Salt gum

Scientific classification
- Kingdom: Plantae
- Clade: Tracheophytes
- Clade: Angiosperms
- Clade: Eudicots
- Clade: Rosids
- Order: Myrtales
- Family: Myrtaceae
- Genus: Eucalyptus
- Species: E. salicola
- Binomial name: Eucalyptus salicola Brooker

= Eucalyptus salicola =

- Genus: Eucalyptus
- Species: salicola
- Authority: Brooker |

Species of eucalyptus

Eucalyptus salicola, commonly known as salt gum, salt lake salmon gum or salt salmon gum, is a species of small to medium-sized tree that is endemic to the southwest of Western Australia. It has smooth, powdery bark, linear to narrow lance-shaped adult leaves, flower buds in groups of seven, nine or eleven, creamy white flowers and cup-shaped to hemispherical fruit.

==Description==
Eucalyptus salicola is a tree that typically grows to a height of 4-15 m, sometimes to 25 m but lacks a lignotuber. It has smooth, powdery white to pale grey bark that is salmon pink when new. Young plants have glaucous, heart-shaped to round leaves that are 10-27 mm long and 7-15 mm wide. Adult leaves are the same shade of glossy green on both sides, linear to narrow lance-shaped, 35-105 mm long and 4-12 mm wide, tapering to a petiole 5-13 mm long. The flower buds are arranged in leaf axils in groups of seven, nine or eleven on an unbranched peduncle 3-10 mm long, the individual buds on pedicels 2-5 mm long. Mature buds are oval to spindle-shaped, 5-9 mm long and 2.5-4 mm wide with a conical to beaked operculum about the same length as the floral cup. Flowering occurs between January and March and the flowers are creamy-white. The fruit is a woody, short cup-shaped to hemispherical capsule 2-5 mm long and 3-4 mm wide with the valves near rim level.

This species has a similar habit to and coloration to Eucalyptus salmonophloia.

==Taxonomy and naming==
Eucalyptus salicola was first formally described by the botanist Ian Brooker in 1988 in the journal Nuytsia. The type specimen was collected by Brooker and Stephen Hopper in 1984 to the east of Kulja along the Mollerin North Road. The specific epithet (salicola) is from Latin words meaning "salt" and "dweller".

==Distribution and habitat==
Salt gum is found around salt lakes and clay pans in the Wheatbelt and Goldfields-Esperance regions of Western Australia where it grows in red sandy clay-loam soils. The distribution is scattered but widespread extending from as far west as Newdegate to the Great Victoria Desert in the east.

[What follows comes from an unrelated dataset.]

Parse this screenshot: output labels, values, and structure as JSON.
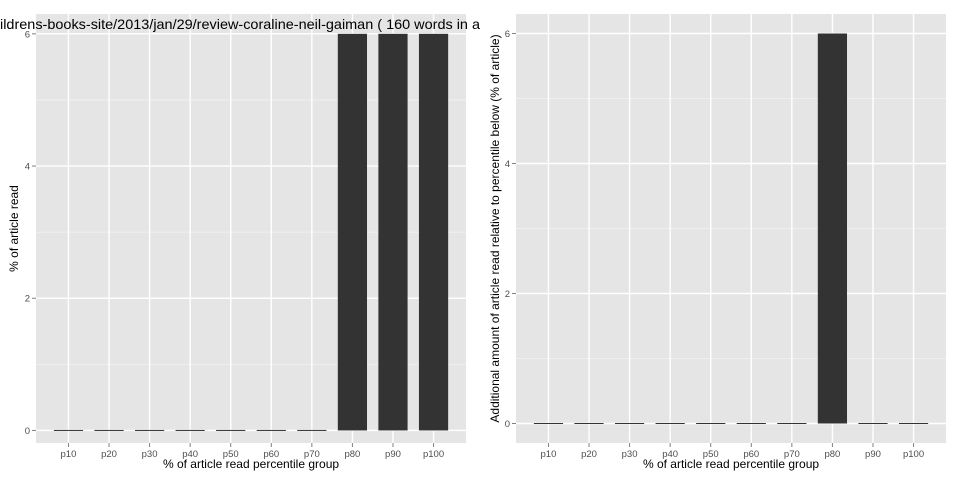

It occurs in woodland communities with associated overstorey species including E. loxophleba, E. salubris, E. myriadena, E. annulata and E. brachycorys. Low trees include Callitris columellaris and Pittosporum angustifolium.

==Cultivation==
The tree is commercially available and is use for land reclamation and firewood production. It is moderately slow growing but is salt tolerant and can also tolerate waterlogged soils.

==Use==
The heartwood has a brown-red colour with a medium grain with a green density of about 1215 kg/m3. The wood is also used by craftsman with good screwholding and excellent for turning, machinability, sanding and finishing.